Nella partita per il Colle è venuto fuori un Renzi che sospettavamo, ma che fino ad ora non avevamo conosciuto: è entrato in gioco con due occhi ben aperti sulle sue ambizioni e con una massiccia dose di tatticismo da vecchia politica. Bersani ha usato l'elezione del capo dello Stato per cercare di entrare a Palazzo Chigi, il sindaco di Firenze l'ha usata per far fuori Bersani. Contribuendo in modo decisivo a bruciare la candidatura di Marini ha forse ha vinto un set, o meglio un singolo game, essendo – forse – riuscito ad abbattere il “cavallo ferito”. Ha ripetuto innumerevoli volte di volersi conquistare la leadership nelle primarie, in una competizione all'“americana”, a viso aperto, e invece ha fatto ricorso come tutti, come da tradizione italiana, ai giochi di palazzo e alle correnti di partito, a cui aveva giurato di non voler partecipare.
Nel momento in cui scriviamo, non è ancora detto che Prodi ce la faccia. Ha bisogno di una manina o dal M5S (che sembra confermare la candidatura Rodotà) o da “Scelta Cinica” (che ha candidato ufficialmente la Cancellieri, anche se il “prodiano” Riccardi si è già attivato...), e non si può escludere che qualcuno nel Pd sia tentato di fare un dispetto sia al professore che al giovane sindaco in un colpo solo. In ogni caso, sostenendo l'elezione di Prodi al Quirinale Renzi ha dismesso i panni del grande rottamatore e ha vestito quelli del grande restauratore. Condanna l'Italia a 7 anni di Prodi, che sarebbe un presidente estremamente divisivo, da vera e propria “guerra civile”, solo perché convinto che sbarrando la strada a un candidato condiviso tra Pd e Pdl, e quindi ad un governo subito (come lui stesso sembrava invocare per il bene del paese), si tornerà molto presto al voto e potrà essere lui il candidato premier del centrosinistra: 7 anni di Prodi al paese, in cambio della vaga possibilità di una candidatura a premier. A questo punto Renzi sembrerebbe il leader ideale per “Scelta Cinica”. Ma il colmo è che il suo calcolo potrebbe essere sbagliato.

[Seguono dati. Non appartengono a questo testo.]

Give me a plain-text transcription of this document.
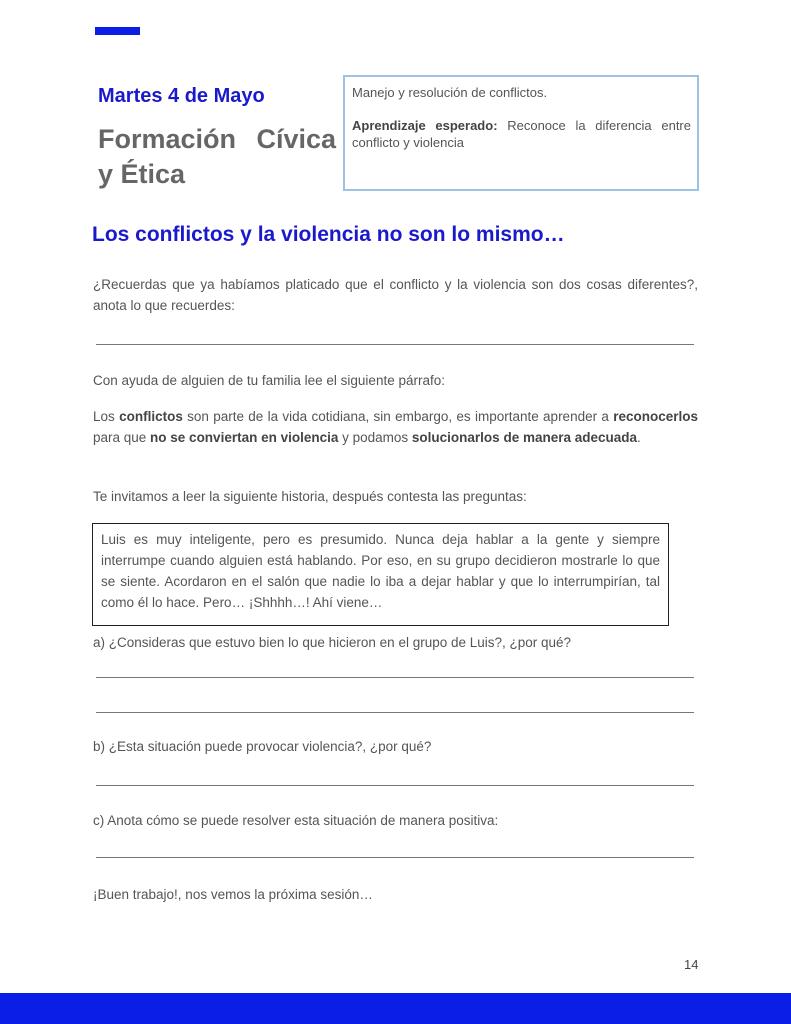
Martes 4 de Mayo
Formación Cívica y Ética

Manejo y resolución de conflictos.

Aprendizaje esperado: Reconoce la diferencia entre conflicto y violencia

Los conflictos y la violencia no son lo mismo…

¿Recuerdas que ya habíamos platicado que el conflicto y la violencia son dos cosas diferentes?, anota lo que recuerdes:

Con ayuda de alguien de tu familia lee el siguiente párrafo:

Los conflictos son parte de la vida cotidiana, sin embargo, es importante aprender a reconocerlos para que no se conviertan en violencia y podamos solucionarlos de manera adecuada.

Te invitamos a leer la siguiente historia, después contesta las preguntas:

Luis es muy inteligente, pero es presumido. Nunca deja hablar a la gente y siempre interrumpe cuando alguien está hablando. Por eso, en su grupo decidieron mostrarle lo que se siente. Acordaron en el salón que nadie lo iba a dejar hablar y que lo interrumpirían, tal como él lo hace. Pero… ¡Shhhh…! Ahí viene…

a) ¿Consideras que estuvo bien lo que hicieron en el grupo de Luis?, ¿por qué?

b) ¿Esta situación puede provocar violencia?, ¿por qué?

c) Anota cómo se puede resolver esta situación de manera positiva:

¡Buen trabajo!, nos vemos la próxima sesión…

14
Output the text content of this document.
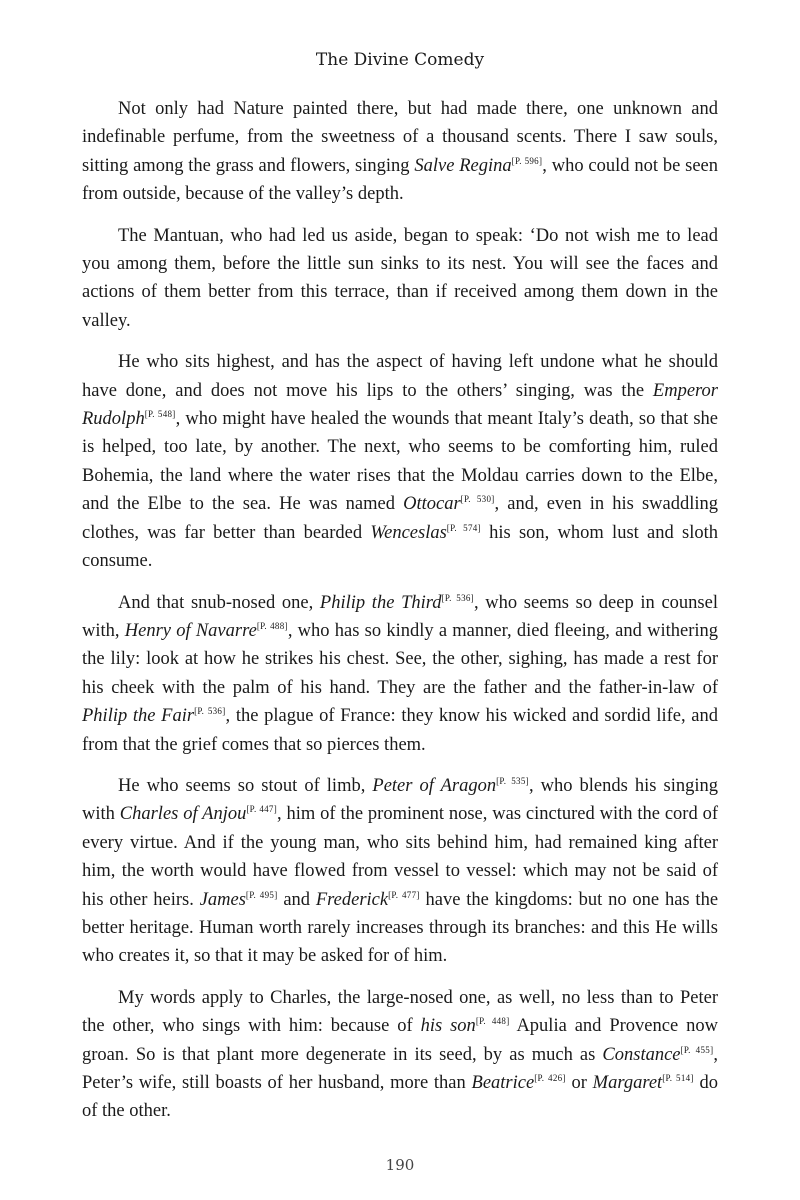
The Divine Comedy

Not only had Nature painted there, but had made there, one unknown and indefinable perfume, from the sweetness of a thousand scents. There I saw souls, sitting among the grass and flowers, singing Salve Regina[P. 596], who could not be seen from outside, because of the valley’s depth.

The Mantuan, who had led us aside, began to speak: ‘Do not wish me to lead you among them, before the little sun sinks to its nest. You will see the faces and actions of them better from this terrace, than if received among them down in the valley.

He who sits highest, and has the aspect of having left undone what he should have done, and does not move his lips to the others’ singing, was the Emperor Rudolph[P. 548], who might have healed the wounds that meant Italy’s death, so that she is helped, too late, by another. The next, who seems to be comforting him, ruled Bohemia, the land where the water rises that the Moldau carries down to the Elbe, and the Elbe to the sea. He was named Ottocar[P. 530], and, even in his swaddling clothes, was far better than bearded Wenceslas[P. 574] his son, whom lust and sloth consume.

And that snub-nosed one, Philip the Third[P. 536], who seems so deep in counsel with, Henry of Navarre[P. 488], who has so kindly a manner, died fleeing, and withering the lily: look at how he strikes his chest. See, the other, sighing, has made a rest for his cheek with the palm of his hand. They are the father and the father-in-law of Philip the Fair[P. 536], the plague of France: they know his wicked and sordid life, and from that the grief comes that so pierces them.

He who seems so stout of limb, Peter of Aragon[P. 535], who blends his singing with Charles of Anjou[P. 447], him of the prominent nose, was cinctured with the cord of every virtue. And if the young man, who sits behind him, had remained king after him, the worth would have flowed from vessel to vessel: which may not be said of his other heirs. James[P. 495] and Frederick[P. 477] have the kingdoms: but no one has the better heritage. Human worth rarely increases through its branches: and this He wills who creates it, so that it may be asked for of him.

My words apply to Charles, the large-nosed one, as well, no less than to Peter the other, who sings with him: because of his son[P. 448] Apulia and Provence now groan. So is that plant more degenerate in its seed, by as much as Constance[P. 455], Peter’s wife, still boasts of her husband, more than Beatrice[P. 426] or Margaret[P. 514] do of the other.

190
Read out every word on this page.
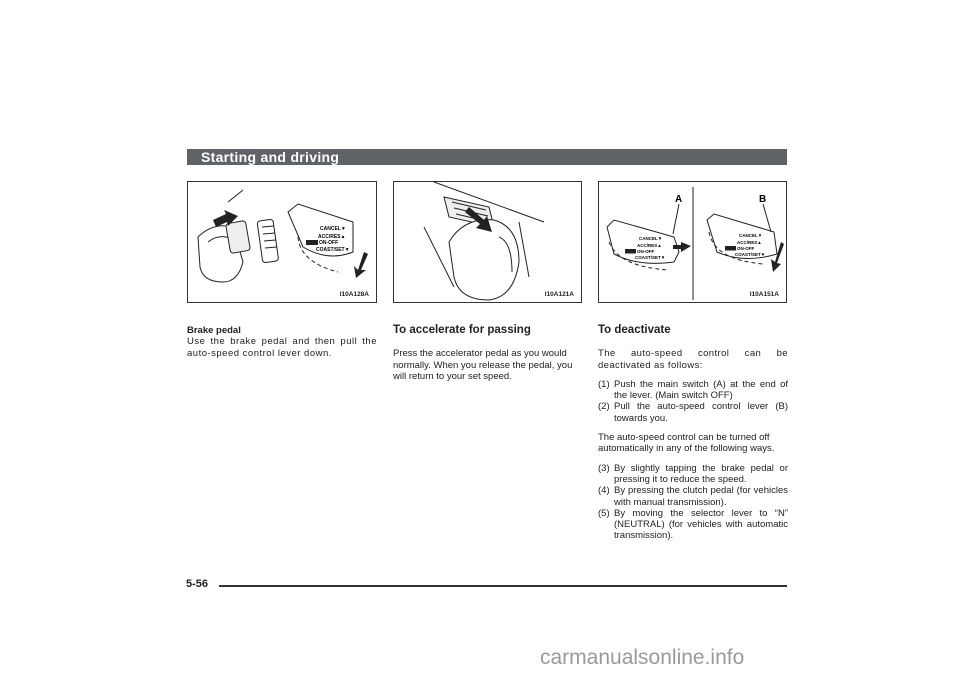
Starting and driving
CANCEL▼
ACC/RES▲
ON-OFF
COAST/SET▼
I10A128A	I10A121A
A	B
CANCEL▼
ACC/RES▲
ON-OFF
COAST/SET▼
CANCEL▼
ACC/RES▲
ON-OFF
COAST/SET▼
I10A151A
Brake pedal

Use the brake pedal and then pull the auto-speed control lever down.

To accelerate for passing

Press the accelerator pedal as you would normally. When you release the pedal, you will return to your set speed.

To deactivate

The auto-speed control can be deactivated as follows:

(1) Push the main switch (A) at the end of the lever. (Main switch OFF)
(2) Pull the auto-speed control lever (B) towards you.

The auto-speed control can be turned off automatically in any of the following ways.

(3) By slightly tapping the brake pedal or pressing it to reduce the speed.
(4) By pressing the clutch pedal (for vehicles with manual transmission).
(5) By moving the selector lever to “N” (NEUTRAL) (for vehicles with automatic transmission).
5-56
carmanualsonline.info
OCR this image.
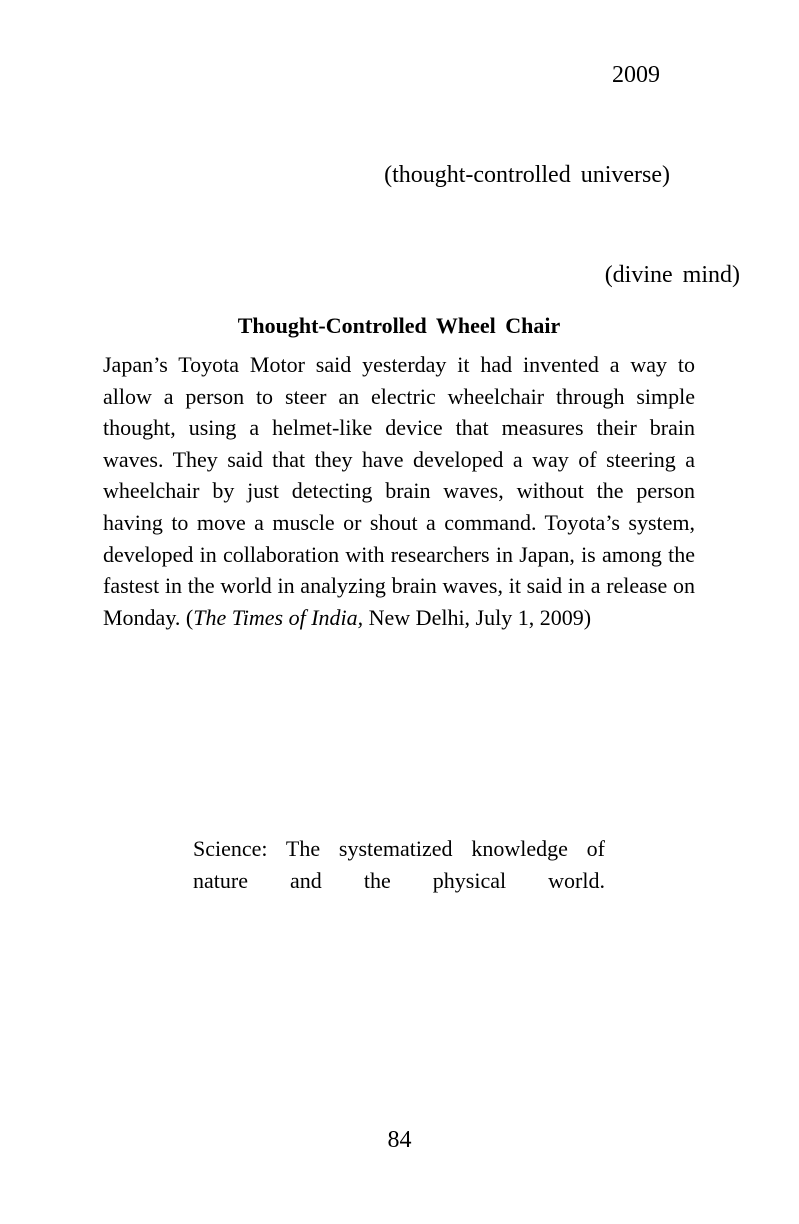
2009
(thought-controlled universe)
(divine mind)
Thought-Controlled Wheel Chair

Japan’s Toyota Motor said yesterday it had invented a way to allow a person to steer an electric wheelchair through simple thought, using a helmet-like device that measures their brain waves. They said that they have developed a way of steering a wheelchair by just detecting brain waves, without the person having to move a muscle or shout a command. Toyota’s system, developed in collaboration with researchers in Japan, is among the fastest in the world in analyzing brain waves, it said in a release on Monday. (The Times of India, New Delhi, July 1, 2009)

Science: The systematized knowledge of nature and the physical world.
84
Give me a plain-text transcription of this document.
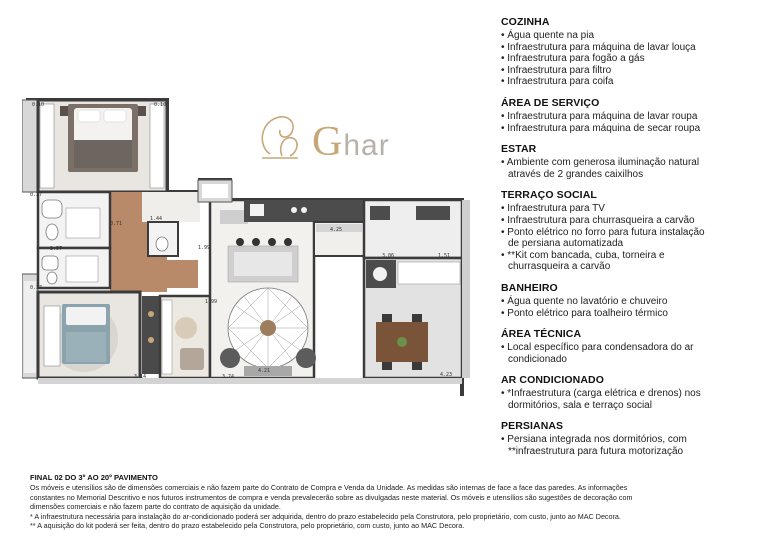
0.10	0.10
0.27
0.37
0.71
1.44
4.25
3.06	1.51
1.99
3.14	3.74
4.21
2.57	1.99
4.23
Ghar
COZINHA
• Água quente na pia
• Infraestrutura para máquina de lavar louça
• Infraestrutura para fogão a gás
• Infraestrutura para filtro
• Infraestrutura para coifa
ÁREA DE SERVIÇO
• Infraestrutura para máquina de lavar roupa
• Infraestrutura para máquina de secar roupa
ESTAR
• Ambiente com generosa iluminação natural
através de 2 grandes caixilhos
TERRAÇO SOCIAL
• Infraestrutura para TV
• Infraestrutura para churrasqueira a carvão
• Ponto elétrico no forro para futura instalação
de persiana automatizada
• **Kit com bancada, cuba, torneira e
churrasqueira a carvão
BANHEIRO
• Água quente no lavatório e chuveiro
• Ponto elétrico para toalheiro térmico
ÁREA TÉCNICA
• Local específico para condensadora do ar
condicionado
AR CONDICIONADO
• *Infraestrutura (carga elétrica e drenos) nos
dormitórios, sala e terraço social
PERSIANAS
• Persiana integrada nos dormitórios, com
**infraestrutura para futura motorização
FINAL 02 DO 3º AO 20º PAVIMENTO
Os móveis e utensílios são de dimensões comerciais e não fazem parte do Contrato de Compra e Venda da Unidade. As medidas são internas de face a face das paredes. As informações
constantes no Memorial Descritivo e nos futuros instrumentos de compra e venda prevalecerão sobre as divulgadas neste material. Os móveis e utensílios são sugestões de decoração com
dimensões comerciais e não fazem parte do contrato de aquisição da unidade.
* A infraestrutura necessária para instalação do ar-condicionado poderá ser adquirida, dentro do prazo estabelecido pela Construtora, pelo proprietário, com custo, junto ao MAC Decora.
** A aquisição do kit poderá ser feita, dentro do prazo estabelecido pela Construtora, pelo proprietário, com custo, junto ao MAC Decora.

Imprevedibili, infatti, le mosse di Prodi una volta eletto presidente. Potrebbe persino dare a Bersani (o a qualcun altro del Pd) una chance per andarsi a cercare i voti dei grillini al Senato, o comunque ritardare lo scioglimento delle Camere, o ancora cercare di governare lui stesso dal Quirinale, formando un governo del presidente. D'altra parte, il precedente di Napolitano con Monti è una breccia che si presta ad essere allargata da un professore dall'ego smisurato come Prodi. Insomma, Renzi potrebbe anche non ottenere un ritorno alle urne così ancitipato come vorrebbe. Ma al di là dei suoi calcoli personali, dire “no” a Marini e “sì” a Prodi significa per Renzi negare l'essenza stessa della sua sfida alla vecchia politica e alle vecchie idee della sinistra. Se appaiono fondati i suoi argomenti contro l'ex presidente del Senato (un candidato che certo non appassiona), gli stessi valgono contro Romano Prodi, che esattamente come Marini corrisponde al profilo di politico che secondo i canoni renziani sarebbe ora di rottamare senza esitazioni.
Con la differenza che l'ex premier è già stato rottamato e si tratterebbe di riciclarlo. Due volte presidente del Consiglio, controverso manager di Stato, collante di una fallimentare coalizione di governo, anche lui ultra-settantenne e di estrazione cattolica. Prodi rappresenta forse la “visione di paese” che ha in mente Renzi? Il segnale di “cambiamento” che gli italiani aspettano? O piuttosto non è, anche lui, un “dispetto”, per almeno la metà degli italiani, e un “candidato del secolo scorso”? L'unica differenza è, appunto, l'antiberlusconismo, che fa di Prodi il presidente ideale per scongiurare qualsiasi formula di intesa tra Pd e Pdl e, dunque, rendere più probabile il ritorno alle urne. Ma anche Prodi rappresenta la vecchia politica e le vecchie contrapposizioni, tutto ciò che della sinistra Renzi ha sempre dichiarato di voler superare, anzi rottamare.